Boseman portrayed Thurgood Marshall in the biographical film Marshall in 2017. Set years before he became the first African American Supreme Court Justice, the movie focuses on one of Marshall's early cases. It was premiered at Howard University, which both Boseman and Marshall had attended.
In 2019, he starred in 21 Bridges, an American action thriller film directed by Brian Kirk, as an NYPD detective who shuts down the eponymous 21 bridges of Manhattan to find two suspected cop killers. It was also announced that Boseman was cast in the Netflix war drama film Da 5 Bloods, directed by Spike Lee. The film was released on June 12, 2020. Lee, in choosing Boseman for the divine-like character of "Stormin" Norman, said, "This character is heroic; he's a superhero. Who do we cast? We cast Jackie Robinson, James Brown, Thurgood Marshall, and we cast T'Challa."

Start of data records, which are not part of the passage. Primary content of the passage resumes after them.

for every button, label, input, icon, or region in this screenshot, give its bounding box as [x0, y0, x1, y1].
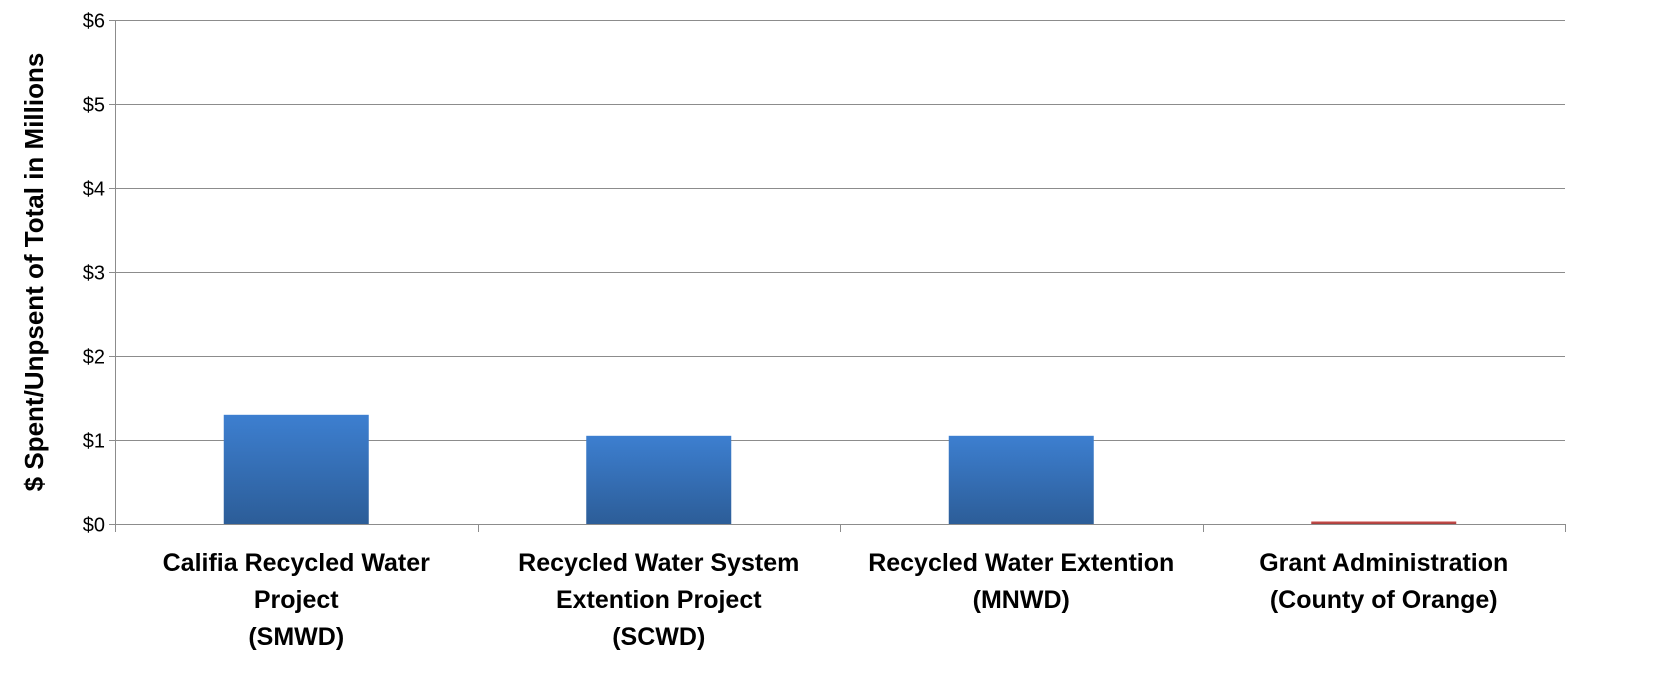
bars	[223, 414, 1457, 524]
y-tick-label: $1	[83, 431, 105, 453]
y-tick-label: $3	[83, 263, 105, 285]
x-category-label: Recycled Water Extention	[868, 549, 1174, 577]
y-tick-label: $6	[83, 11, 105, 33]
x-category-label: Grant Administration	[1259, 549, 1508, 577]
y-tick-label: $4	[83, 179, 105, 201]
bar	[586, 435, 732, 524]
x-category-label: Extention Project	[556, 586, 762, 614]
x-category-label: (SMWD)	[248, 623, 344, 651]
y-tick-label: $0	[83, 515, 105, 537]
x-category-labels: Califia Recycled Water Project (SMWD) Recyc…	[163, 549, 1509, 651]
axes	[109, 20, 1566, 532]
x-category-label: Recycled Water System	[518, 549, 799, 577]
bar	[948, 435, 1094, 524]
x-category-label: (County of Orange)	[1270, 586, 1498, 614]
y-tick-labels: $0 $1 $2 $3 $4 $5 $6	[83, 11, 105, 537]
x-category-label: Project	[254, 586, 339, 614]
bar	[223, 414, 369, 524]
bar	[1311, 521, 1457, 524]
gridlines	[115, 20, 1565, 441]
x-category-label: (MNWD)	[973, 586, 1070, 614]
y-tick-label: $5	[83, 95, 105, 117]
x-category-label: Califia Recycled Water	[163, 549, 431, 577]
y-axis-title: $ Spent/Unpsent of Total in Millions	[19, 53, 49, 492]
x-category-label: (SCWD)	[612, 623, 705, 651]
y-tick-label: $2	[83, 347, 105, 369]
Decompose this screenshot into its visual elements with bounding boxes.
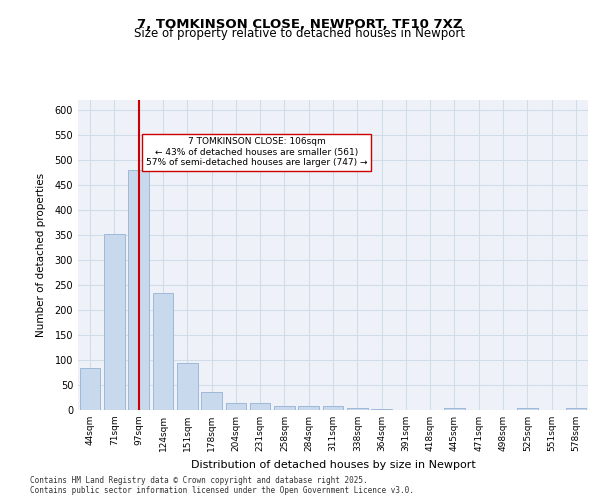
Bar (274, 406, 295, 410)
Text: Contains HM Land Registry data © Crown copyright and database right 2025.
Contai: Contains HM Land Registry data © Crown c… (30, 476, 414, 495)
Bar (80, 368, 100, 410)
Bar (250, 402, 271, 410)
Y-axis label: Number of detached properties: Number of detached properties (36, 173, 46, 337)
Bar (566, 408, 586, 410)
Bar (444, 408, 465, 410)
Bar (177, 362, 197, 410)
Text: Size of property relative to detached houses in Newport: Size of property relative to detached ho… (134, 28, 466, 40)
Bar (152, 292, 173, 410)
Bar (371, 409, 392, 410)
Bar (201, 392, 222, 410)
Text: 7 TOMKINSON CLOSE: 106sqm
← 43% of detached houses are smaller (561)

On August 29, 2020, the day after Boseman died, the tweet in which his family announced his death on his Twitter account became the most-liked tweet ever, with more than 6 million likes in under 24 hours, and accumulating over 7 million by August 31, far displacing the previous record holder. His death was compared to other unexpected deaths of young black celebrities in 2020, particularly Kobe Bryant and Naya Rivera.
Governor of South Carolina Henry McMaster ordered the Statehouse flags be lowered to half-staff on August 30, 2020, in honor of Boseman, who was born and raised in the state. Also on August 30, ABC (which, like Marvel Entertainment, is owned by Disney) aired a commercial-free version of Black Panther, followed by a special about Boseman's life and work titled Chadwick Boseman — A Tribute for a King. The 2020 MTV Video Music Awards ceremony was also dedicated to Boseman. On August 28, 2020, a Change.org petition was started, seeking to replace a Confederate monument in his hometown of Anderson with a statue of Boseman, which collected more than 50,000 signatures within less than a week, surpassing its original goal of 15,000 signatures. On September 24, 2020, Disney unveiled a mural dedicated to Boseman by artist Nikkolas Smith at Downtown Disney in Anaheim, California.
A public memorial service was held on September 4, 2020 in Anderson, S.C., where Deanna Brown-Thomas, daughter of James Brown who Boseman portrayed in Get on Up, and his childhood pastor spoke. The city announced plans for creation of a permanent art memorial. Boseman was reported to have been buried at Welfare Baptist Church cemetery in the nearby community of Belton, S.C., however the funeral home handling his funeral services and the church pastor both denied this.